Amelogenesis imperfecta


It has been exactly one year since I accepted my lifelong diagnosis and decided to deal with it. My diagnoses to sad smile, painful meals and low confidence. That’s what Amelogenesis imperfecta means for me.

Thanks to power of Facebook I know I am not the only one in the world, but I have never met anyone in person who would deal with the same thing.

Amelogenesis imperfecta used to be the hardest part of my life since I was a kid.

I was born with lack of enamel which causes my teeth to be small, yellowish, weak and very sensitive. Over the time I developed sense to recognise what would be comfortable for me to eat but in order to get there I had to try and experiment which used to hurt a lot.

I have so many memories throughout my life which include my teeth. It starts with questions why are my teeth so small, mockery of children about it’s colour, school photographer telling me not to smile at pictures, dentist calling her colleagues to come and see what they sure haven’t seen before or my favourite “carrot story”.  

One of the first experiences realising there is something wrong with my teeth I remember from kindergarten. We used to get a piece of raw carrot with lunch and it was so difficult for me to eat it. I used to spend the whole nap time in the bed processing it under the blanket so teachers wouldn’t know. I just didn’t have enough strength to chew it.

Everyone around knew I have weird teeth, but no-one knew it’s a disease I was born with.

But I am not a kid anymore. I went for check up to new doctor last year and that’s how it all begun. She said my teeth got too small with time and if I don’t cover them soon I might bite them through on nerve. I visited several dentists to get different opinion but treatment was the only one – crowns to cover all of my teeth.

I got a little loan from my friends and family and didn’t wait. I knew it needs to be done. I had a vision of beautiful smile for the first time in my life.

Treatment took months.

It needed to be done step by step. I suffered a lot. I will never forget people who were around me at that time. I was in constant pain and I look worse than ever before. Time when some teeth were done and some not, I couldn’t eat or even speak properly. I looked like a vampire. I was really ashamed at that time.

You might not realise but teeth are big part of who you are. I used to be ashamed when there was something funny and everyone laughed. I tried to smile with my mouth closed or put hand in front of my face. I knew it won’t help and everyone will notice anyway.

Eventually after months of waiting that day was here!

Day when they were about to finish my front teeth as a last step of the whole process. I remember that morning as it was yesterday. I had fresh new haircut with a colour which I never had before. I made my hair curly and used some make-up which I wasn’t doing before either. I was in my friend’s apartment standing in the bathroom in front of the mirror. Saying good bye to my old self.

I took last pictures “before” then a long breath in and walked to my dentist. Process was fast that day. They both were excited with a nurse to see how I will look like. I remember nurse even took me a picture. Doctor handed me a mirror right away and I had tears in my eyes. It wasn’t me anymore.

I knew it’s for good, I knew I look the best I have ever did, but it wasn’t me.

I went back home and kept staring in the mirror looking for myself. But I wasn’t there. I wasn’t there anymore.

There was a damn good looking girl with curly blond hair. She looked mature and tall and she had a perfect face. She even seemed a bit arrogant to me in that moment. She buried that little shy girl I used to hide inside.

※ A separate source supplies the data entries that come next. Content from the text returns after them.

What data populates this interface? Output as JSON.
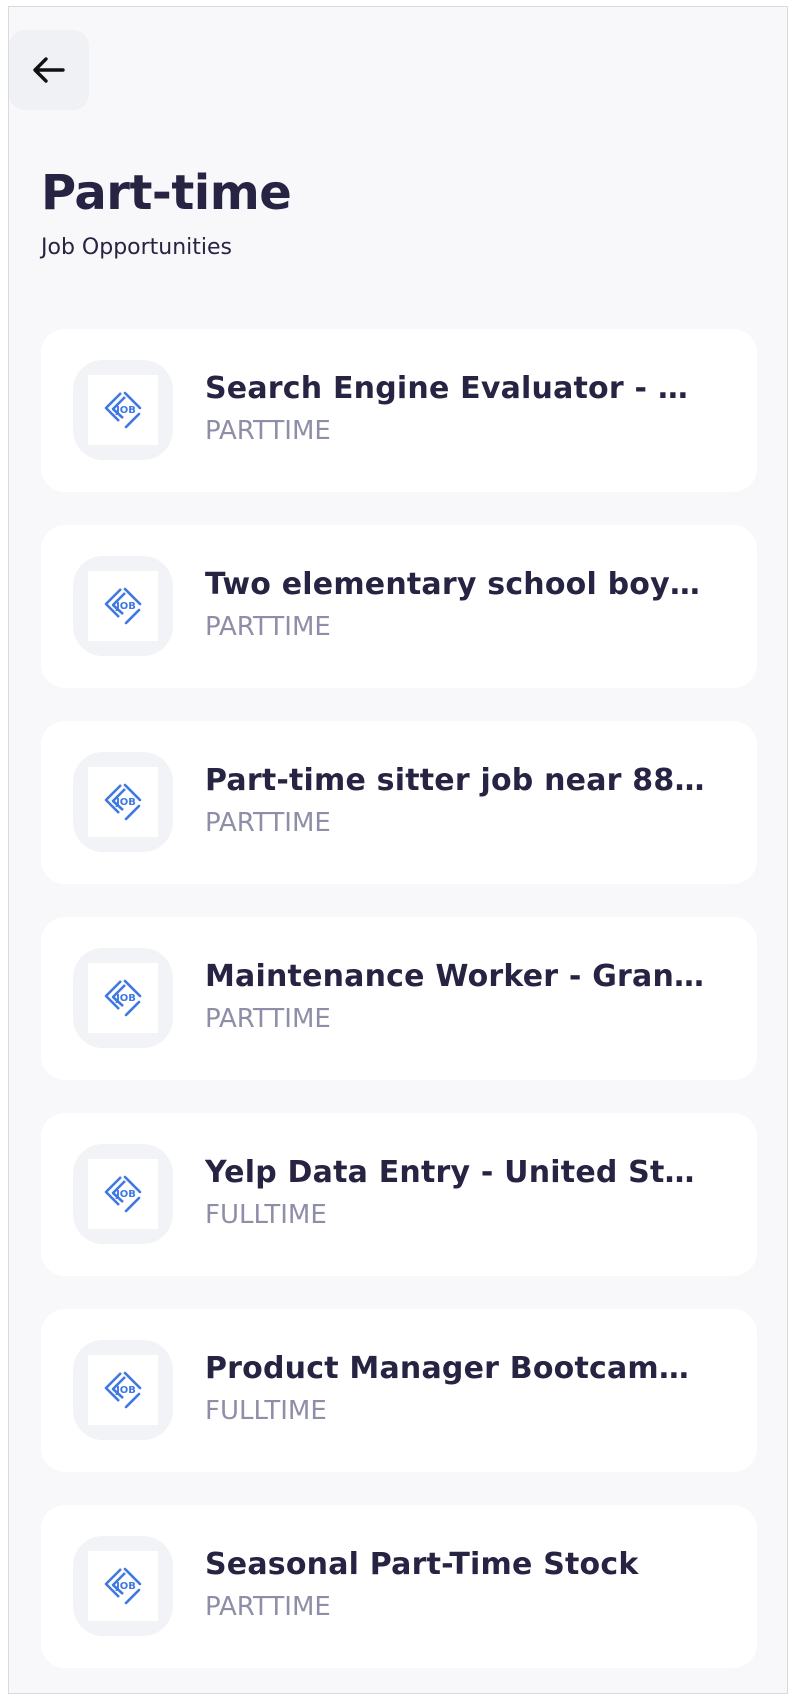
{
  "header": {
    "back_icon": "arrow-left-icon",
    "title": "Part-time",
    "subtitle": "Job Opportunities"
  },
  "jobs": [
    {
      "title": "Search Engine Evaluator - Part...",
      "type": "PARTTIME",
      "logo_text": "JOB"
    },
    {
      "title": "Two elementary school boys ...",
      "type": "PARTTIME",
      "logo_text": "JOB"
    },
    {
      "title": "Part-time sitter job near 8835...",
      "type": "PARTTIME",
      "logo_text": "JOB"
    },
    {
      "title": "Maintenance Worker - Grand ...",
      "type": "PARTTIME",
      "logo_text": "JOB"
    },
    {
      "title": "Yelp Data Entry - United State...",
      "type": "FULLTIME",
      "logo_text": "JOB"
    },
    {
      "title": "Product Manager Bootcamp a...",
      "type": "FULLTIME",
      "logo_text": "JOB"
    },
    {
      "title": "Seasonal Part-Time Stock",
      "type": "PARTTIME",
      "logo_text": "JOB"
    }
  ],
  "colors": {
    "primary_text": "#262343",
    "secondary_text": "#8f8ea8",
    "logo_accent": "#3f78e0",
    "background": "#f8f8fb",
    "card": "#ffffff"
  }
}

I didn’t know how to process it all so I started sending video messages to my friends and talking about it. Same day in the evening I went out. I wanted to show the world how I look like.

It has been exactly six months since that day and I still haven’t processed it. I have been trying to figure out who I am since then. Beginning was amazing. People couldn’t recognise me, everyone flattered me and my confidence boosted.

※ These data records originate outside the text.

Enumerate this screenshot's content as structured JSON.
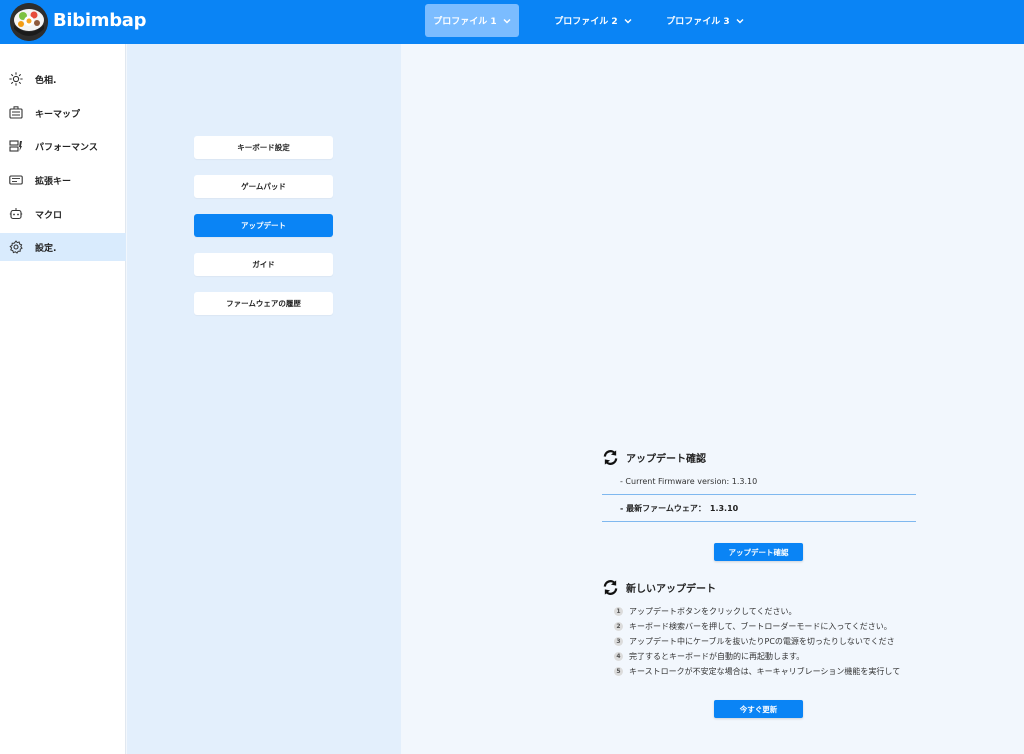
{
  "app": {
    "brand": "Bibimbap"
  },
  "profiles": [
    {
      "label": "プロファイル 1"
    },
    {
      "label": "プロファイル 2"
    },
    {
      "label": "プロファイル 3"
    }
  ],
  "sidebar": {
    "items": [
      {
        "label": "色相.",
        "icon": "sun-icon"
      },
      {
        "label": "キーマップ",
        "icon": "keyboard-icon"
      },
      {
        "label": "パフォーマンス",
        "icon": "performance-icon"
      },
      {
        "label": "拡張キー",
        "icon": "extended-key-icon"
      },
      {
        "label": "マクロ",
        "icon": "robot-icon"
      },
      {
        "label": "設定.",
        "icon": "gear-icon"
      }
    ],
    "active_index": 5
  },
  "settings_menu": {
    "items": [
      {
        "label": "キーボード設定"
      },
      {
        "label": "ゲームパッド"
      },
      {
        "label": "アップデート"
      },
      {
        "label": "ガイド"
      },
      {
        "label": "ファームウェアの履歴"
      }
    ],
    "active_index": 2
  },
  "update_check": {
    "title": "アップデート確認",
    "current_fw_label": "- Current Firmware version: 1.3.10",
    "latest_fw_label": "- 最新ファームウェア：",
    "latest_fw_value": "1.3.10",
    "button": "アップデート確認"
  },
  "new_update": {
    "title": "新しいアップデート",
    "steps": [
      {
        "num": "1",
        "text": "アップデートボタンをクリックしてください。"
      },
      {
        "num": "2",
        "text": "キーボード検索バーを押して、ブートローダーモードに入ってください。"
      },
      {
        "num": "3",
        "text": "アップデート中にケーブルを抜いたりPCの電源を切ったりしないでくださ"
      },
      {
        "num": "4",
        "text": "完了するとキーボードが自動的に再起動します。"
      },
      {
        "num": "5",
        "text": "キーストロークが不安定な場合は、キーキャリブレーション機能を実行して"
      }
    ],
    "button": "今すぐ更新"
  },
  "colors": {
    "accent": "#0a84f5",
    "sidebar_active": "#d9ebfd",
    "settings_bg": "#e3effc",
    "main_bg": "#f2f7fd"
  }
}
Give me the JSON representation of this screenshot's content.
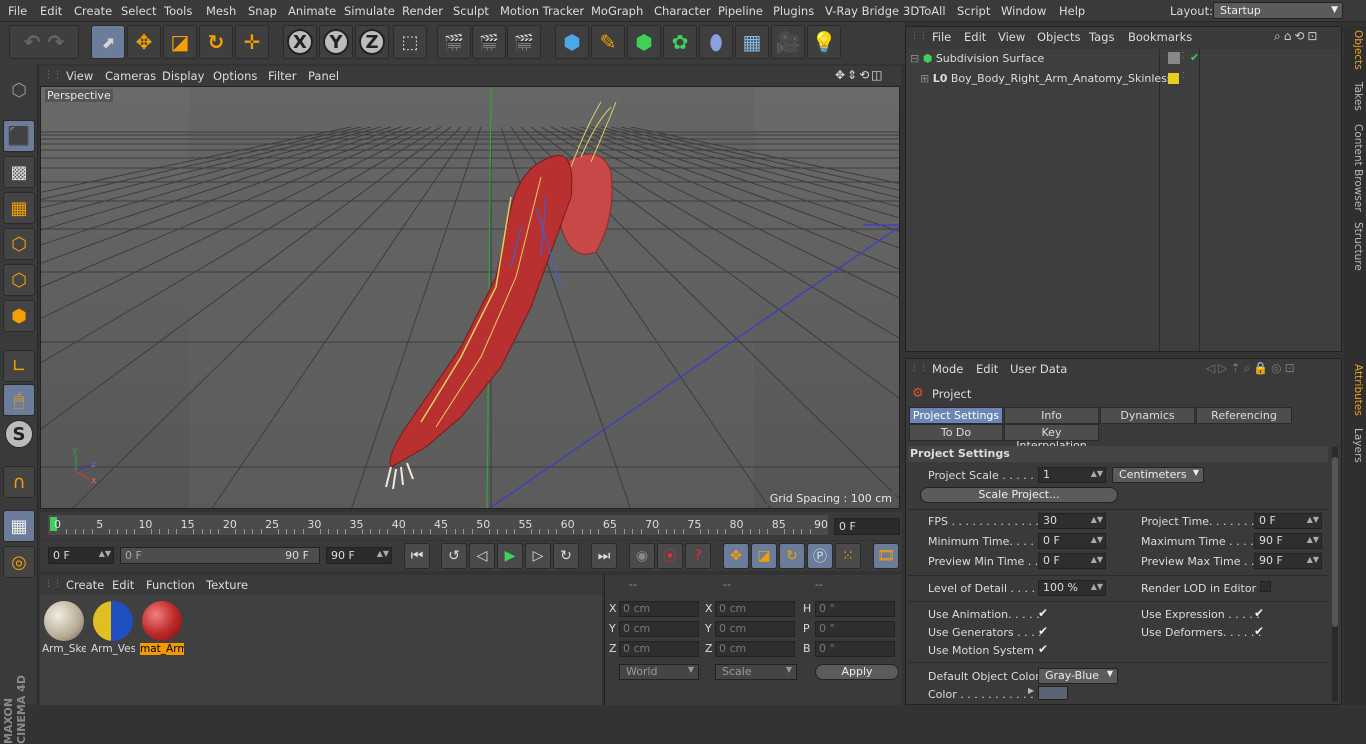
{
  "menubar": {
    "items": [
      "File",
      "Edit",
      "Create",
      "Select",
      "Tools",
      "Mesh",
      "Snap",
      "Animate",
      "Simulate",
      "Render",
      "Sculpt",
      "Motion Tracker",
      "MoGraph",
      "Character",
      "Pipeline",
      "Plugins",
      "V-Ray Bridge",
      "3DToAll",
      "Script",
      "Window",
      "Help"
    ],
    "layout_label": "Layout:",
    "layout_value": "Startup"
  },
  "toolbar": {
    "axis_x": "X",
    "axis_y": "Y",
    "axis_z": "Z"
  },
  "viewport_menu": [
    "View",
    "Cameras",
    "Display",
    "Options",
    "Filter",
    "Panel"
  ],
  "viewport": {
    "label": "Perspective",
    "grid_spacing": "Grid Spacing : 100 cm"
  },
  "timeline": {
    "ticks": [
      "0",
      "5",
      "10",
      "15",
      "20",
      "25",
      "30",
      "35",
      "40",
      "45",
      "50",
      "55",
      "60",
      "65",
      "70",
      "75",
      "80",
      "85",
      "90"
    ],
    "current": "0 F"
  },
  "transport": {
    "start": "0 F",
    "range_start": "0 F",
    "range_end": "90 F",
    "end": "90 F"
  },
  "material_menu": [
    "Create",
    "Edit",
    "Function",
    "Texture"
  ],
  "materials": [
    {
      "name": "Arm_Ske",
      "selected": false
    },
    {
      "name": "Arm_Ves",
      "selected": false
    },
    {
      "name": "mat_Arm",
      "selected": true
    }
  ],
  "coords": {
    "headers": [
      "--",
      "--",
      "--"
    ],
    "rows": [
      {
        "a": "X",
        "av": "0 cm",
        "b": "X",
        "bv": "0 cm",
        "c": "H",
        "cv": "0 °"
      },
      {
        "a": "Y",
        "av": "0 cm",
        "b": "Y",
        "bv": "0 cm",
        "c": "P",
        "cv": "0 °"
      },
      {
        "a": "Z",
        "av": "0 cm",
        "b": "Z",
        "bv": "0 cm",
        "c": "B",
        "cv": "0 °"
      }
    ],
    "space": "World",
    "mode": "Scale",
    "apply": "Apply"
  },
  "object_menu": [
    "File",
    "Edit",
    "View",
    "Objects",
    "Tags",
    "Bookmarks"
  ],
  "objects": [
    {
      "name": "Subdivision Surface"
    },
    {
      "name": "Boy_Body_Right_Arm_Anatomy_Skinless"
    }
  ],
  "right_tabs": [
    "Objects",
    "Takes",
    "Content Browser",
    "Structure",
    "Attributes",
    "Layers"
  ],
  "attr_menu": [
    "Mode",
    "Edit",
    "User Data"
  ],
  "attributes": {
    "header": "Project",
    "tabs_row1": [
      "Project Settings",
      "Info",
      "Dynamics",
      "Referencing"
    ],
    "tabs_row2": [
      "To Do",
      "Key Interpolation"
    ],
    "section": "Project Settings",
    "project_scale_label": "Project Scale . . . . . .",
    "project_scale_value": "1",
    "project_scale_unit": "Centimeters",
    "scale_project_btn": "Scale Project...",
    "fps_label": "FPS . . . . . . . . . . . . . .",
    "fps_value": "30",
    "project_time_label": "Project Time. . . . . . .",
    "project_time_value": "0 F",
    "min_time_label": "Minimum Time. . . . . .",
    "min_time_value": "0 F",
    "max_time_label": "Maximum Time . . . . .",
    "max_time_value": "90 F",
    "prev_min_label": "Preview Min Time . .",
    "prev_min_value": "0 F",
    "prev_max_label": "Preview Max Time . . .",
    "prev_max_value": "90 F",
    "lod_label": "Level of Detail . . . . .",
    "lod_value": "100 %",
    "render_lod_label": "Render LOD in Editor",
    "use_anim_label": "Use Animation. . . . .",
    "use_expr_label": "Use Expression . . . . .",
    "use_gen_label": "Use Generators . . . .",
    "use_def_label": "Use Deformers. . . . . .",
    "use_motion_label": "Use Motion System",
    "def_color_label": "Default Object Color",
    "def_color_value": "Gray-Blue",
    "color_label": "Color . . . . . . . . . . .",
    "check": "✔"
  }
}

I have never felt this good about myself before. But it’s not the end yet. I still sometimes suffer with pain, I keep learning how to take care of my smile and also about that girl inside. Because she is still there and she still remembers the life she used to have before. Turns out she can’t just forger and be beautiful and confident all of a sudden. She still must learn.

But I can already tell you that it was the best decision I have ever made. It won’t last forever but every day I can fully smile, look in the mirror and feel pretty is worth it.

I am not advocate of changing who we are. But sometimes solving ourselves what life couldn’t solve for us can be life changing.

Once again. I am not into unnecessary plastic surgeries or covering my real face under the make-up. What I did was necessary for my health and turned out to be caress for my soul. I couldn’t be myself for many years because I had to worry too much how people see me. Every time I met a new person I worried what do they think? Do they look at my teeth? Or they didn’t notice?

Now I meet people and only focus on what I want to say.